I am talking about a situation where the CIA gives direction to somebody that could be extremely helpful. I'll give you a clear example. When Terry Anderson was being held hostage, if the CIA knew that he were alive he would most probably be in one of two places. And if a journalist was in good contact with the captors or those close to the captors, and this was a critical piece of information that they really couldn't get elsewhere, whether Terry Anderson was alive, I see nothing wrong with the CIA station chief talking to the journalist.
He'd say, "Listen to my situation, I want to know one simple fact. Is Terry Anderson alive? I don't know how you get that information, maybe ask to interview him, maybe by talking afterwards, whatever it is. But I need that information and I can save his life by knowing that." Do I think that's wrong? No. I think it's absolutely fine, in fact noble.
Chairman Specter. Well, I think it's been a very useful discussion. I have two final questions, which I think lend themselves to a yes or no, but I don't like any imposition of that, which I'll ask Mr. Zuckerman, Mr. Koppel, and Mr. Anderson.
Do you think, if there were an absolute prohibition in American law that the CIA could not use journalists, Peace Corps people, or clergy, that there would be a significant improvement in their safety that would be recognized by people around the world who are currently suspicious? An absolute prohibition. Would it make a big difference, Mr. Zuckerman?
Mr. Zuckerman. Yes. And increasingly over time.
Chairman Specter. Mr. Koppel?
Mr. Koppel. I think it would make some difference, but I think it would make an even greater difference, Mr. Chairman, in terms of our fading credibility, as Mr. Adelman points out, here in the United States.
Chairman Specter. Would it make a big difference, Mr. Anderson?
Mr. Anderson. I believe it would make a difference. I don't know how large. I believe that the institution of a formal exception to the prohibition on using journalists would cause great damage.
Chairman Specter. OK.
That's the final question. That is, would there be a significant difference as to how people around the world would treat journalists, subject them to danger, if the prohibition were absolute or if the prohibition had the limited exception of a Finding by the President?
Mr.
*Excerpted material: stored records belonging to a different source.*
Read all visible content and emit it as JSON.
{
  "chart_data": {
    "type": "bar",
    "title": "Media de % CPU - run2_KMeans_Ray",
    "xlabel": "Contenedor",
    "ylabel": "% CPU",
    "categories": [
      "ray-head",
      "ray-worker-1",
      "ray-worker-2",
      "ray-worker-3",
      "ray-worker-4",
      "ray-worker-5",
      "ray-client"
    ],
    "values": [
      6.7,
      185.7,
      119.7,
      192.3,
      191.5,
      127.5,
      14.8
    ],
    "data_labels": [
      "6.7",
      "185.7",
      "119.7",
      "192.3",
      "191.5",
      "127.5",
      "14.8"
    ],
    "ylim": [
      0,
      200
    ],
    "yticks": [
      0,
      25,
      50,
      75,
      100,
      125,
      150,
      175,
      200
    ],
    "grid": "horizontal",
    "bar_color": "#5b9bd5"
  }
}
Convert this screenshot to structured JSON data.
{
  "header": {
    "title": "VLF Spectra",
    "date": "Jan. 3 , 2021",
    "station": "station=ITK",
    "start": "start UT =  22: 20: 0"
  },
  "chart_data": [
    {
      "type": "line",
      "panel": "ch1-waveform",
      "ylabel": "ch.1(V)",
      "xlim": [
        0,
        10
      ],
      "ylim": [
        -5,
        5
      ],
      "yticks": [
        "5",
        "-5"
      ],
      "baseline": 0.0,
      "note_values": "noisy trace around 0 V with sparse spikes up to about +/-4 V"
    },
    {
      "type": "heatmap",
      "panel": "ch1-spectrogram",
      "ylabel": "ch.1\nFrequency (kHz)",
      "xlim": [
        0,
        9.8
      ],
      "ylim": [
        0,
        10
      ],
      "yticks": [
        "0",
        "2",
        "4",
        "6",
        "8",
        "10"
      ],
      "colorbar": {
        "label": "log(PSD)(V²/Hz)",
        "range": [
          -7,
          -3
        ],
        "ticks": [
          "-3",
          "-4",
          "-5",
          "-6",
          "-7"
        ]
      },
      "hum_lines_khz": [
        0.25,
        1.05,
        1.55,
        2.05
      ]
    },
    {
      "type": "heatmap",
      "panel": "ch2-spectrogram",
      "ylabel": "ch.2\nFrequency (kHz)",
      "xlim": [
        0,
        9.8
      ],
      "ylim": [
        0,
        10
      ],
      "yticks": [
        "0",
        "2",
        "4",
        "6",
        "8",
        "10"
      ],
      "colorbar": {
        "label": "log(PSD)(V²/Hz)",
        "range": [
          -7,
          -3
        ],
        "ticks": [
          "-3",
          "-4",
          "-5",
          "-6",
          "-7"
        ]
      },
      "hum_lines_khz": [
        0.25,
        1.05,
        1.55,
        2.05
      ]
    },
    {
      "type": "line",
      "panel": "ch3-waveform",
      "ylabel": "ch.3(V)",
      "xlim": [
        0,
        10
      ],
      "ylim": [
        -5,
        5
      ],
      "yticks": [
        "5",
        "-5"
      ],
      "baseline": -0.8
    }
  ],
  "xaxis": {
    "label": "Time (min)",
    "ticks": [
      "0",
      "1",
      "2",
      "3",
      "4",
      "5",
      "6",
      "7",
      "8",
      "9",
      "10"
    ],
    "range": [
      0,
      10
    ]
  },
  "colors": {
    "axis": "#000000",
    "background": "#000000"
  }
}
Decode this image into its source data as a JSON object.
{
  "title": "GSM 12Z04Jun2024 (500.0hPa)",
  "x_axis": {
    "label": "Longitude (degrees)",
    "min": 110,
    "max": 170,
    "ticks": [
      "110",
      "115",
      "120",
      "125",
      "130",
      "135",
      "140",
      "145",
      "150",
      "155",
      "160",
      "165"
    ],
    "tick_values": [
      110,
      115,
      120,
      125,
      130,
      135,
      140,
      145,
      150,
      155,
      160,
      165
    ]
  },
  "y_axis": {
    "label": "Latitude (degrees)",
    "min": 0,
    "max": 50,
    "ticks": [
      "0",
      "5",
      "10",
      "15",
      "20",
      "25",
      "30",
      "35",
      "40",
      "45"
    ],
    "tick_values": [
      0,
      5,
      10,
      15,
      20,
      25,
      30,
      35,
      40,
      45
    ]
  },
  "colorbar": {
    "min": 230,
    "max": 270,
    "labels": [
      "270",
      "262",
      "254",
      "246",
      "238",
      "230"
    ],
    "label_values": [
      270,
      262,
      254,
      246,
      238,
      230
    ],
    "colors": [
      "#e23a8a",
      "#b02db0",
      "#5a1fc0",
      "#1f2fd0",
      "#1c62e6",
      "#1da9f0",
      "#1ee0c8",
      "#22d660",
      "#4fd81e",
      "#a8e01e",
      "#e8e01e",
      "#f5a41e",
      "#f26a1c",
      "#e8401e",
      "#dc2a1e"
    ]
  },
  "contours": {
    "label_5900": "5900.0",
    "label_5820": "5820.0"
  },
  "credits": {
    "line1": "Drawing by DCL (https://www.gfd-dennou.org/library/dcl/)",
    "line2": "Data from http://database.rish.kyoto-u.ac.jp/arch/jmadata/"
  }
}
Zuckerman.
Mr. Zuckerman. I think there would be some difference. Again, these are things that are very difficult to quantify, but I think people abroad would not be able to see the situations in which there is a specific exception as a result of a Presidential Finding.
Chairman Specter. Mr. Koppel, do you think it would make a big difference if it were absolute, or the very limited exception for the President through a Finding?
Mr. Koppel. No, sir, I really don't. I think in that respect, Mr. Adelman is right. I think that's a distinction that's probably lost on most observers overseas.
Chairman Specter. Mr. Anderson.
Mr. Anderson. I have to agree to that, except I again would suggest that there have been indications in the past where Presidential Findings were not either clear or clearly observed.
Chairman Specter. We thank you very much, gentlemen. Thank you very much for coming in.
Mr. Koppel. Thank you.
Chairman Specter. We appreciate your wisdom.
I'd like to call our next panel now. Dr. Don Argue, president of the National Association of Evangelicals; accompanied by Dr. John Orme, executive director of the International Foreign Mission Association; Sister Claudette LaVerdiere, president of the Maryknoll Sisters; Dr. Rodney Page, deputy general secretary of the World Church Services.
[Pause.]
Chairman SPECTER. We start with Dr. Don Argue, president of the National Association of Evangelicals, a group comprised of approximately 42,500 congregations nationwide from 49 member denominations and individual congregations. We welcome you here, Dr. Argue, and look forward to your testimony.